Once, a very, very kind person lived in a big, beautiful house near a small village.  He was wealthy beyond all imagination, but even more, he was generous.  He told the people of his village to come to him any time they needed any-thing at all, and he’d give it to them.

And they did.  They came to him with every concern, no matter how small, and always left him with more than they’d asked for.  They felt happy and secure, knowing that they’d always have anything they wanted, in abundance. 

Their children grew up with everything, too.  They heard about the generous man from their parents, but never had to go to speak to him themselves.  All they had to do was tell their parents what they wanted, and their parents soon returned with it – sometimes even “two” of it.

But, most of them never learned the way to the generous man’s house.  Gradually, fewer and fewer people came to see the generous man.  They, in turn, told their own children stories they’d heard from their parents about this wonderful, generous man, and of all the gifts and surprises they’d received when they were children themselves.  Their children loved the stories, and asked to hear them over and over.  Then, when they, too, grew up, they told their own children the stories they’d heard from their parents. 

After a while, the path to his house was overgrown with weeds. 

Very, very few people even knew the way there anymore.  Many didn’t even believe there really was such a generous person.  Once, he asked one of his few visitors why no one came to see him.  When they told him that the children’s children, now grown, didn’t know the way to his house, and that the path was overgrown, he said, “Make a place for me in the village, and I’ll give them anything they ask for.”

The visitors went back and told the people what the generous man had said.  The people believed them, and built him a small home in the village.  When it was finished, he came down there and did as he had promised.

Once again, the people of the village felt very happy and secure, knowing that they could have anything they wanted.  They loved the generous man, and wanted to honor him.  So, they built him a bigger, more beautiful home, right in the village, where they could come to see him anytime they wanted.  But because it was so beautiful, they told their children to be very polite and neat when they were brought to see the generous man, and they told them, “Don’t make too much noise,” and “Don’t run around in the man’s beautiful house.”  The children didn’t like going there very much, even though they always came home with more presents than they could carry.  When they grew up, and had children themselves, they went to the generous man’s house as little as they could.  Their children, when they, too, grew up, went even less.  

After a while, the path to his house was overgrown with weeds. 

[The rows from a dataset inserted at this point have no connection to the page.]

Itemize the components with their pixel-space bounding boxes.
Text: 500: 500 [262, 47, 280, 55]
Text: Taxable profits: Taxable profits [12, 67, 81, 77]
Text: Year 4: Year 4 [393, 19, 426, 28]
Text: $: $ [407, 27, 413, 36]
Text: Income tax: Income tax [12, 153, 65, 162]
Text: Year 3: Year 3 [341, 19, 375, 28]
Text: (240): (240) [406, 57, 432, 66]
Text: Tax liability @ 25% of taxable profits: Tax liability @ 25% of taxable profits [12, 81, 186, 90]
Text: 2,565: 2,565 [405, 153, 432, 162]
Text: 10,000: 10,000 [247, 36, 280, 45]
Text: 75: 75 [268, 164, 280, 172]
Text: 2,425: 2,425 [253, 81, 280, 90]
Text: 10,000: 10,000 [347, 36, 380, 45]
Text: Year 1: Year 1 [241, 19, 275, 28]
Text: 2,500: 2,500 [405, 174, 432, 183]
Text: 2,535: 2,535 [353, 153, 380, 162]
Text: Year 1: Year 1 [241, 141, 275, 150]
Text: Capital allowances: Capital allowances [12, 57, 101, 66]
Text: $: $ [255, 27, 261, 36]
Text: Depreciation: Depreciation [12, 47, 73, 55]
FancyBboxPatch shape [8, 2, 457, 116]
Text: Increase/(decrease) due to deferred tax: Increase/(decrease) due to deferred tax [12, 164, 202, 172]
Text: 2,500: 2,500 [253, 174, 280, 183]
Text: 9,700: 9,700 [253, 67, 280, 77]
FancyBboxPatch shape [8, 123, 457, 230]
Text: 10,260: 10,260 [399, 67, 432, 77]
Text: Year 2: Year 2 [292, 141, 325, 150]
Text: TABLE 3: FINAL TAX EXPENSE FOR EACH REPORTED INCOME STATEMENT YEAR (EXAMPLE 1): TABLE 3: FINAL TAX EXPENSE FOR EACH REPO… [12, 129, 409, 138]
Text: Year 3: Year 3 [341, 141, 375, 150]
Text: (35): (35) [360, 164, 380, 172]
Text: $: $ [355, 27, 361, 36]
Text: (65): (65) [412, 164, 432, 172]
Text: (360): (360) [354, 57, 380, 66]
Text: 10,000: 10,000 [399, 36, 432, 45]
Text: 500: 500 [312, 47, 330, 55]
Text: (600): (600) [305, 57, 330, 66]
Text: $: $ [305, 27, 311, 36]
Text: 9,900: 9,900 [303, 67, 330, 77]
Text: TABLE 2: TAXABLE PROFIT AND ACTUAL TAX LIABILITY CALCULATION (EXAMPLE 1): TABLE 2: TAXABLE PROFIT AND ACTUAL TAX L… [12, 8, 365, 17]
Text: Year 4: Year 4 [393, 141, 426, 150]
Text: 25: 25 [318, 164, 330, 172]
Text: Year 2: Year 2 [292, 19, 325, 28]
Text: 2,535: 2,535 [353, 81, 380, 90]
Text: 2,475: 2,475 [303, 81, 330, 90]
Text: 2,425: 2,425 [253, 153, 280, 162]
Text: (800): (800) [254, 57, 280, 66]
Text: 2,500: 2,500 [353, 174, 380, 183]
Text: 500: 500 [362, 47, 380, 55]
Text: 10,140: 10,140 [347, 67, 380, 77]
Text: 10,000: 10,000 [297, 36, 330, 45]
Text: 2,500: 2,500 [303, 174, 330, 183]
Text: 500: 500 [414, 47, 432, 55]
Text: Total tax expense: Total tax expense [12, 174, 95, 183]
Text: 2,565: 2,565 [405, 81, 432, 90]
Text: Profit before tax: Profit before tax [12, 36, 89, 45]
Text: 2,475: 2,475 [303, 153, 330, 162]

Very, very few people even knew the way there anymore, even though it was right in their own village.  They didn’t see him; some didn’t even think that anyone lived in the house, if there even was one.  Once, he asked one of his few visitors why no one came to see him.  When they told him that no one knew the way to his house anymore, he said, “Make a place for me, and I’ll give them anything they ask for.”

The visitors went back and told the people what the generous man had said.  The people believed them, and each family built him a small room in their own home.  When the rooms were finished, he came there for visits all the time, and did as he had promised. 

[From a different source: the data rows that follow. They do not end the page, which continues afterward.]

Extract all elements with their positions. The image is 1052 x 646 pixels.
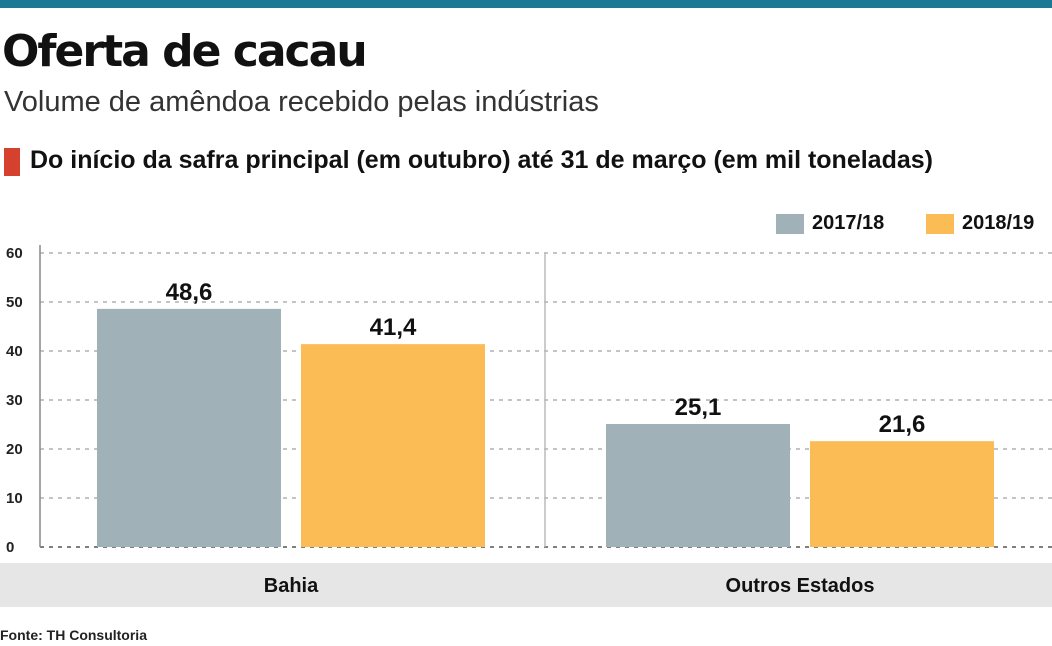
- legend-item-2017-18: 2017/18: [776, 212, 884, 235]
- y-tick-label: 10: [6, 490, 23, 507]
- bar: [810, 441, 994, 547]
- category-label: Bahia: [264, 575, 319, 597]
- chart-subtitle: Volume de amêndoa recebido pelas indústr…: [4, 86, 599, 118]
- data-label: 48,6: [166, 279, 213, 306]
- y-tick-label: 40: [6, 343, 23, 360]
- source-note: Fonte: TH Consultoria: [0, 627, 147, 643]
- y-tick-label: 60: [6, 245, 23, 262]
- data-label: 21,6: [879, 411, 926, 438]
- legend-swatch-2017-18: [776, 213, 804, 234]
- y-tick-label: 30: [6, 392, 23, 409]
- y-tick-label: 50: [6, 294, 23, 311]
- y-tick-label: 0: [6, 539, 14, 556]
- data-label: 25,1: [675, 394, 722, 421]
- y-tick-label: 20: [6, 441, 23, 458]
- legend-swatch-2018-19: [926, 213, 954, 234]
- chart-title: Oferta de cacau: [2, 26, 368, 77]
- legend-label-2018-19: 2018/19: [962, 212, 1035, 234]
- note-marker: [4, 148, 20, 176]
- top-accent-bar: [0, 0, 1052, 8]
- legend-item-2018-19: 2018/19: [926, 212, 1034, 235]
- legend-label-2017-18: 2017/18: [812, 212, 885, 234]
- category-band: [0, 563, 1052, 607]
- bar-chart: 0 10 20 30 40 50 60 48,6 41,4 Bahia 25,1 21,6 Outros…: [0, 245, 1052, 607]
- chart-note: Do início da safra principal (em outubro…: [30, 146, 933, 174]
- category-label: Outros Estados: [726, 575, 875, 597]
- bar: [301, 344, 485, 547]
- bar: [606, 424, 790, 547]
- bar: [97, 308, 281, 547]
- data-label: 41,4: [370, 314, 417, 341]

But some of the people were unhappy, because they felt that their rooms were bigger, and prettier and better for the generous man, than the rooms of others.  They didn’t think the people with small rooms deserved to have the generous man visit them, as much as the people with big rooms deserved it.  They were quite unhappy that the generous man visited the people with small rooms just as often as he visited the people with big ones.  They let the people with small rooms come to see the man in their own big rooms, but after that, they had to leave.

 And the people with small rooms also felt that theirs weren’t good enough, and that they didn’t deserve to have the generous man visit them as much as the people with big rooms deserved it.  They were very uncomfortable when the generous man came, because they felt that they had to work so hard to make up for the fact that their rooms were smaller than the rooms of the people with big rooms.  They were also very uncomfortable always going to the houses of the people with big rooms, and they started to go less and less.

Then, there were some people who did wrong things; they, too, felt that their rooms weren’t good enough.  And, of course, there were those people who never did anything wrong – or thought they never did, anyway – and they thought that they certainly deserved a visit from the generous man, much more than the people who always did wrong things deserved it.

After a while, no one was going to their rooms to see the generous man anymore.  No one was happy about it at all.

When the generous man asked why no one was visiting him, and they told him, he said again, “Let them make a place for me in their hearts, and I’ll always come to them, whoever they are, wherever they are, whatever they’ve done.” 

The visitors went back and told the people what the generous man had said, each of the villagers said, “My heart’s not good enough. There’s too much sadness, too much anger, too much shame, too much guilt, too many bad memories. I don’t think my heart’s a good enough place for him.”  But the generous man said, “I don’t mind.  I love you, no matter what’s in your heart.  I love you no matter what you’ve done.  I’d like to come in, even for a little while.”  The people began to let him come to visit them in their hearts.  After that, each person started trying to make his or her heart a fit place for the generous man.  The generous man said, “That’s what I’m talking about” and long before their hearts were finished, he came there for visits all the time, and always did as he had promised.